La Campaña al Desierto, expansión capitalista

Mientras los imperialismos del mundo se consolidaban, en Argentina el flamante Estado Nación extendía sus fronteras. Los dos movimientos tuvieron un mismo objetivo: ampliar la territorialidad de la expansión capitalista. ¿Coincidencia?

06/12/2020
Adrián Moyano

Rosa Luxemburgo

Hay ciertas coincidencias cronológicas que son espeluznantes. Cuando historió brevemente sobre el último cuarto del siglo XIX, Rosa Luxemburgo resaltó “el auge que ha experimentado el capitalismo en la Europa reconstruido después del período de guerra de los años 60 y 70”. La inagotable luchadora puntualizó “la larga depresión que siguió a la fiebre especulativa y al crack financiero de 1873”, a los que continuó un período alcista de intensidad desconocida hasta ese momento. El ciclo expansivo empujó a los Estados europeos a disputar “una carrera por la conquista de países y territorios no capitalistas en el mundo”.

En los mapas argentinos que se utilizaron hasta 1875, la frontera del capitalismo se situaba en la provincia de Buenos Aires, sur de Santa Fe y Córdoba, más centro de San Luis y Mendoza, si tomáramos como referencias las jurisdicciones provinciales de la actualidad. Cuando en Londres, París o Berlín observaban el globo terráqueo, tenían plena conciencia de que la así llamada Patagonia y también la Araucanía, estaban fuera de los mercados que demandaban materias primas y ofertaban manufacturas.
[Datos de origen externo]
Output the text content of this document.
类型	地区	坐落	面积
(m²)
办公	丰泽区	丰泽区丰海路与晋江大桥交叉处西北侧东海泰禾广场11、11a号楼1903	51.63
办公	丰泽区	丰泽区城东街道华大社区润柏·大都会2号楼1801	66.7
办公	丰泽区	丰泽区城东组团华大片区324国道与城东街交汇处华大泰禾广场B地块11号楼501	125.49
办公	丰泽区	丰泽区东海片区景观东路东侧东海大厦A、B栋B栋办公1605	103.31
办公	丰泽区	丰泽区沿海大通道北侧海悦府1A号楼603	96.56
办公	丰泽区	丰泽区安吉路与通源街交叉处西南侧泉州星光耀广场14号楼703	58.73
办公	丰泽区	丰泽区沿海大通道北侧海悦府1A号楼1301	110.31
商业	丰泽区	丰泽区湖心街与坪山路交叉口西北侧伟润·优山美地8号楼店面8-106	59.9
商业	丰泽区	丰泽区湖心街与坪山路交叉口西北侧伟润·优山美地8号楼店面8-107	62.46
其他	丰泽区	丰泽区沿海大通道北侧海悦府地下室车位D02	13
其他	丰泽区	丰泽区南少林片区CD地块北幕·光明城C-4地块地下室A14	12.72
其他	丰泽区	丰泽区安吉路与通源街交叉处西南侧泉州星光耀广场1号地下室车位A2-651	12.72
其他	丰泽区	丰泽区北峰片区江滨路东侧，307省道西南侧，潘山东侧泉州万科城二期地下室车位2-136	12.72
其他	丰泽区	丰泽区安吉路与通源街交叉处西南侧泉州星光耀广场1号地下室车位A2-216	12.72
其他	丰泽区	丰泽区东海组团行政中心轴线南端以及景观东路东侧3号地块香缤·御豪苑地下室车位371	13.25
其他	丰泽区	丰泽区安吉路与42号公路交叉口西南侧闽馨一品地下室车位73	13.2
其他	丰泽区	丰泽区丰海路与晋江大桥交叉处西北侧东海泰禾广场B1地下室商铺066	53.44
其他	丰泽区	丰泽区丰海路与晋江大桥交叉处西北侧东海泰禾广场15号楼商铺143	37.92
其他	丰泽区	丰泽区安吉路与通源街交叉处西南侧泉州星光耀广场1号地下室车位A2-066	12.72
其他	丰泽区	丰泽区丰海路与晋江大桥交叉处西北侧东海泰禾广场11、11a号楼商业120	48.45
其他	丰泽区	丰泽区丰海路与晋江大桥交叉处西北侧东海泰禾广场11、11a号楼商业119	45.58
Tropas argentinas en el fortín Codihue. A caballo, Ruibal, captor de Purran

Escribió la revolucionaria: “Desde los años 80 se viene notando un nuevo impulso extraordinariamente enérgico encaminado a las conquistas coloniales. Inglaterra se apodera de Egipto y crea en Sudáfrica un vasto imperio colonial; Francia ocupa Túnez en el norte de África y Tonquín en Asia oriental; Italia pone su pie en Abisinia; Rusia termina sus  conquistas en Asia central y penetra en Manchuria; Alemania en África y en el Océano Pacífico sus primeras colonias; finalmente, los Estados Unidos también se unen al coro y adquieren con las Filipinas sus ‘intereses’ en Asia Oriental”.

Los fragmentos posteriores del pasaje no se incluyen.